Deuxième objection que l’on pourrait peut-être nous opposer : les voitures viennent de l’extérieur de la ville, de l’ensemble du territoire de l’agglomération MBA, voire au-delà. D’abord, 64% des actifs mâconnais travaillent à Mâcon (données INSEE 2016) ; il est donc possible au moins pour cette population de faire exploser la pratique des déplacements sûrs, sains et sobres.  Néanmoins, il faut prendre en considération tous ceux qui viennent travailler à Mâcon ; il faut donc que ces expérimentations ne se limitent pas à la seule commune de Mâcon. Une idée : et si l’on transformait temporairement les parkings de l’espace de Champgrenon à Charnay les Mâcon ou des grandes surfaces de la zone Sud et nord en parking de stationnement à la journée avec une offre combinée de transports en commun sécurisée, de location de vélos… Irréaliste ? Non, ambitieux. Mais si nous ne le sommes pas en ce moment, quand le serons-nous ?

Enfin, en période de difficultés économiques à venir pour nos commerces de centre ville, il faut encore rappeler que, contrairement à une idée reçue et parce qu’ils peuvent s’arrêter facilement partout devant les commerces, et parce qu’ils ont un pouvoir d’achat plus élevé du fait d’économies sur l’automobile, les consommateurs non motorisés sont de meilleurs clients (panier moyen par visite légèrement inférieur mais beaucoup plus de visites) des petits commerçants de ville (voir rapport ADEME : commerces de centre-ville et de proximité et modes non motorisés). Ainsi, c’est tout à la fois une nécessité de santé publique qu’une exigence de survie économique qui impose aujourd’hui de l’ambition pour faire redémarrer la ville.

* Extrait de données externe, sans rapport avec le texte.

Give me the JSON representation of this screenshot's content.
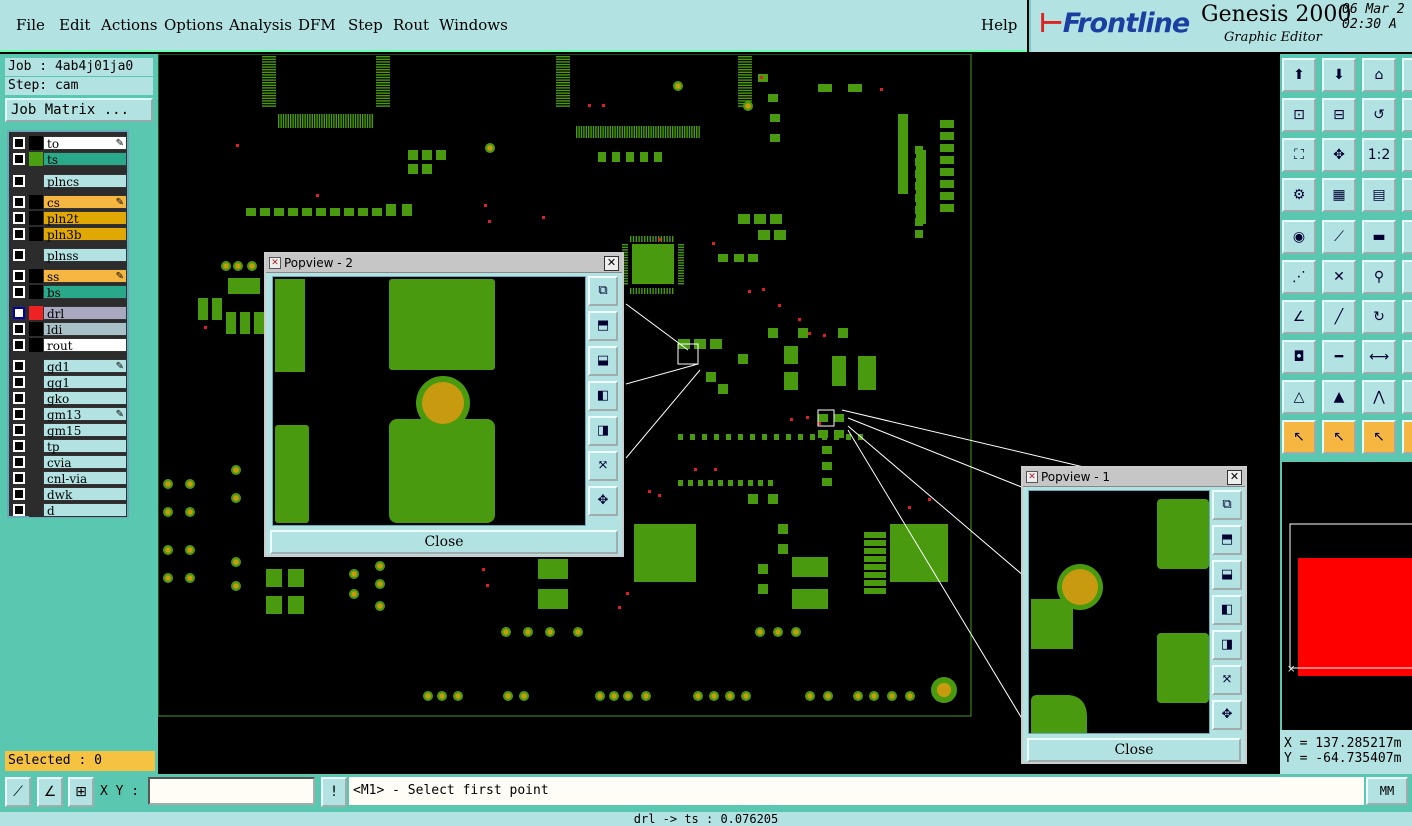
{
  "menu": {
    "items": [
      "File",
      "Edit",
      "Actions",
      "Options",
      "Analysis",
      "DFM",
      "Step",
      "Rout",
      "Windows"
    ],
    "help": "Help"
  },
  "brand": {
    "logo": "Frontline",
    "title": "Genesis 2000",
    "subtitle": "Graphic Editor",
    "date": "06 Mar 2",
    "time": "02:30 A"
  },
  "left_panel": {
    "job": "Job : 4ab4j01ja0",
    "step": "Step: cam",
    "job_matrix": "Job Matrix ...",
    "layers": [
      {
        "name": "to",
        "color": "#ffffff",
        "swatch": "#000000"
      },
      {
        "name": "ts",
        "color": "#2aa88a",
        "swatch": "#4aa010"
      },
      {
        "name": "plncs",
        "color": "#b2e2e2",
        "swatch": ""
      },
      {
        "name": "cs",
        "color": "#f5b642",
        "swatch": "#000000"
      },
      {
        "name": "pln2t",
        "color": "#e0a800",
        "swatch": "#000000"
      },
      {
        "name": "pln3b",
        "color": "#e0a800",
        "swatch": "#000000"
      },
      {
        "name": "plnss",
        "color": "#b2e2e2",
        "swatch": ""
      },
      {
        "name": "ss",
        "color": "#f5b642",
        "swatch": "#000000"
      },
      {
        "name": "bs",
        "color": "#2aa88a",
        "swatch": "#000000"
      },
      {
        "name": "drl",
        "color": "#a8a8c0",
        "swatch": "#ee2222"
      },
      {
        "name": "ldi",
        "color": "#a8c0c8",
        "swatch": "#000000"
      },
      {
        "name": "rout",
        "color": "#ffffff",
        "swatch": "#000000"
      },
      {
        "name": "gd1",
        "color": "#b2e2e2",
        "swatch": ""
      },
      {
        "name": "gg1",
        "color": "#b2e2e2",
        "swatch": ""
      },
      {
        "name": "gko",
        "color": "#b2e2e2",
        "swatch": ""
      },
      {
        "name": "gm13",
        "color": "#b2e2e2",
        "swatch": ""
      },
      {
        "name": "gm15",
        "color": "#b2e2e2",
        "swatch": ""
      },
      {
        "name": "tp",
        "color": "#b2e2e2",
        "swatch": ""
      },
      {
        "name": "cvia",
        "color": "#b2e2e2",
        "swatch": ""
      },
      {
        "name": "cnl-via",
        "color": "#b2e2e2",
        "swatch": ""
      },
      {
        "name": "dwk",
        "color": "#b2e2e2",
        "swatch": ""
      },
      {
        "name": "d",
        "color": "#b2e2e2",
        "swatch": ""
      }
    ],
    "selected": "Selected : 0"
  },
  "popview2": {
    "title": "Popview - 2",
    "close": "Close"
  },
  "popview1": {
    "title": "Popview - 1",
    "close": "Close"
  },
  "coords": {
    "x": "X = 137.285217m",
    "y": "Y = -64.735407m"
  },
  "status": {
    "xy_label": "X Y :",
    "xy_value": "",
    "prompt": "<M1> - Select first point",
    "units": "MM",
    "bottom": "drl -> ts : 0.076205"
  },
  "colors": {
    "pad": "#4a9a10",
    "drill": "#c89a10",
    "panel": "#5ac8b0",
    "button": "#b2e2e2"
  }
}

En tout cas, expérimenter lorsque cela est possible (et nous vous avons prouvé que ça l’était pour les déplacements) pour ensuite faire des choix d’aménagement concertés et judicieux, en voilà une bonne idée ! Pourvu qu’elle devienne un incontournable de l’aménagement urbain !

Nos près de deux cents adhérents et sympathisants sont des citoyens engagés dans la ville, la connaissant bien, et disponibles pour conseiller et proposer des solutions pour avancer ensemble dans cette direction.


[1]la liste des comorbidités du Covid (surpoids, faiblesse respiratoire ou cardiaque…) est la même que celle bien connue des conséquences de la sédentarité. Une pratique d’activité physique (marché, vélo..) réduit ces comorbidités.